Designing a Rule Engine for Industrial Automation

Master industrial rule engines: from simple alerts to complex multi-device workflows. Learn how Proxus combines visual rules with C# scripting to handle 10,000+ rules per second with zero allocation overhead.

Industrial automation projects typically start with a simple requirement:

"Send an alarm if this tag exceeds that value."

But real plants quickly outgrow simple threshold checks. Within weeks, customers ask for:

Multi‑step workflows (IF X THEN Y, THEN Z)
Time-based dependencies (IF X for >5 minutes THEN...)
Dependencies across multiple lines or sites (IF Line1.OEE < 60% AND Line2.Running THEN...)
Integration with ERP, CMMS, and ticketing systems (THEN create SAP maintenance order)
Feedback loops and state machines (Rule A triggers Rule B, which triggers Rule A again?)

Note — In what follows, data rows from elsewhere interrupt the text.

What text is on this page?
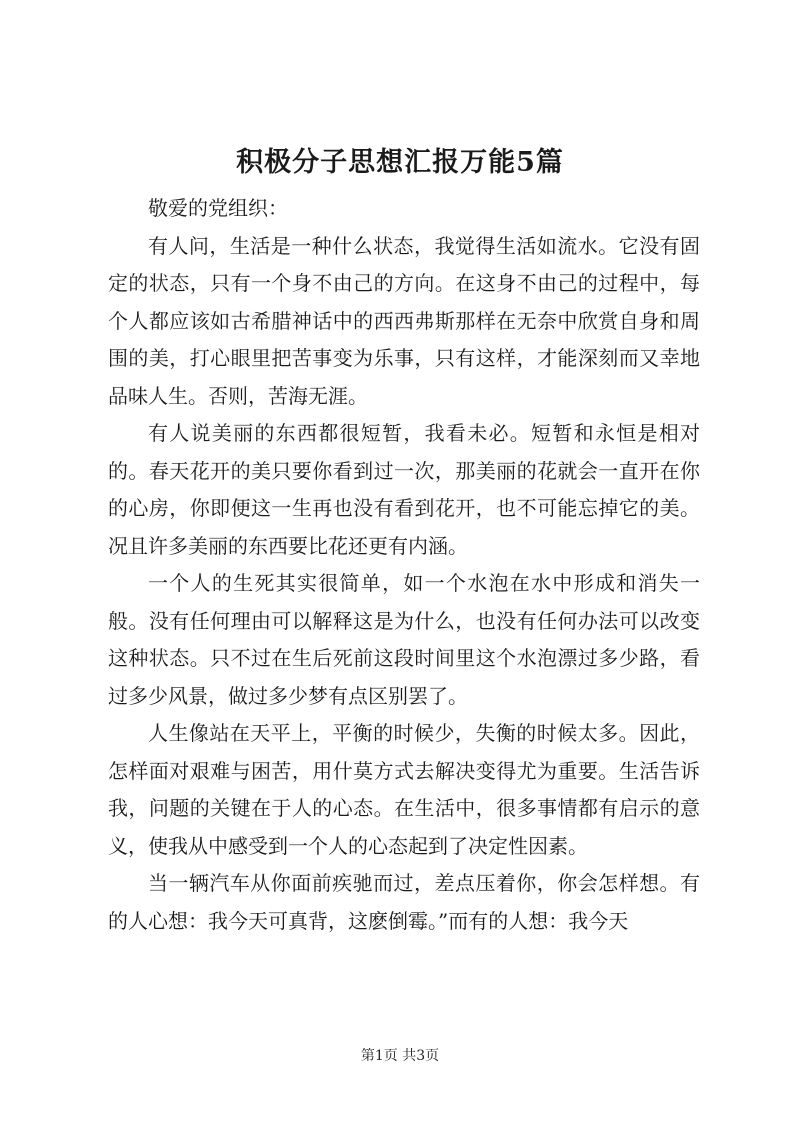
积极分子思想汇报万能5篇

敬爱的党组织：

有人问，生活是一种什么状态，我觉得生活如流水。它没有固定的状态，只有一个身不由己的方向。在这身不由己的过程中，每个人都应该如古希腊神话中的西西弗斯那样在无奈中欣赏自身和周围的美，打心眼里把苦事变为乐事，只有这样，才能深刻而又幸地品味人生。否则，苦海无涯。

有人说美丽的东西都很短暂，我看未必。短暂和永恒是相对的。春天花开的美只要你看到过一次，那美丽的花就会一直开在你的心房，你即便这一生再也没有看到花开，也不可能忘掉它的美。况且许多美丽的东西要比花还更有内涵。

一个人的生死其实很简单，如一个水泡在水中形成和消失一般。没有任何理由可以解释这是为什么，也没有任何办法可以改变这种状态。只不过在生后死前这段时间里这个水泡漂过多少路，看过多少风景，做过多少梦有点区别罢了。

人生像站在天平上，平衡的时候少，失衡的时候太多。因此，怎样面对艰难与困苦，用什莫方式去解决变得尤为重要。生活告诉我，问题的关键在于人的心态。在生活中，很多事情都有启示的意义，使我从中感受到一个人的心态起到了决定性因素。

当一辆汽车从你面前疾驰而过，差点压着你，你会怎样想。有的人心想：我今天可真背，这麽倒霉。”而有的人想：我今天

第1页 共3页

Most off-the-shelf rule engines falter here. They either offer simplicity (and shatter under complex logic) or complexity (and require a PhD to understand). Proxus takes a different approach: combining visual rules for the 80% case with code for the 20% case, all on a single, unified execution runtime that scales to 10,000+ rules per second.

The Problem with Traditional Rule Engines

Before diving into Proxus's solution, let's understand why rule engines are so hard:

Challenge #1: Scope Creep

A simple threshold rule grows into a state machine. What started as "alert when temp > 80°C" becomes "alert when temp > 80°C for >2 minutes, but not if we're in cooldown mode, but do alert if temp > 85°C immediately."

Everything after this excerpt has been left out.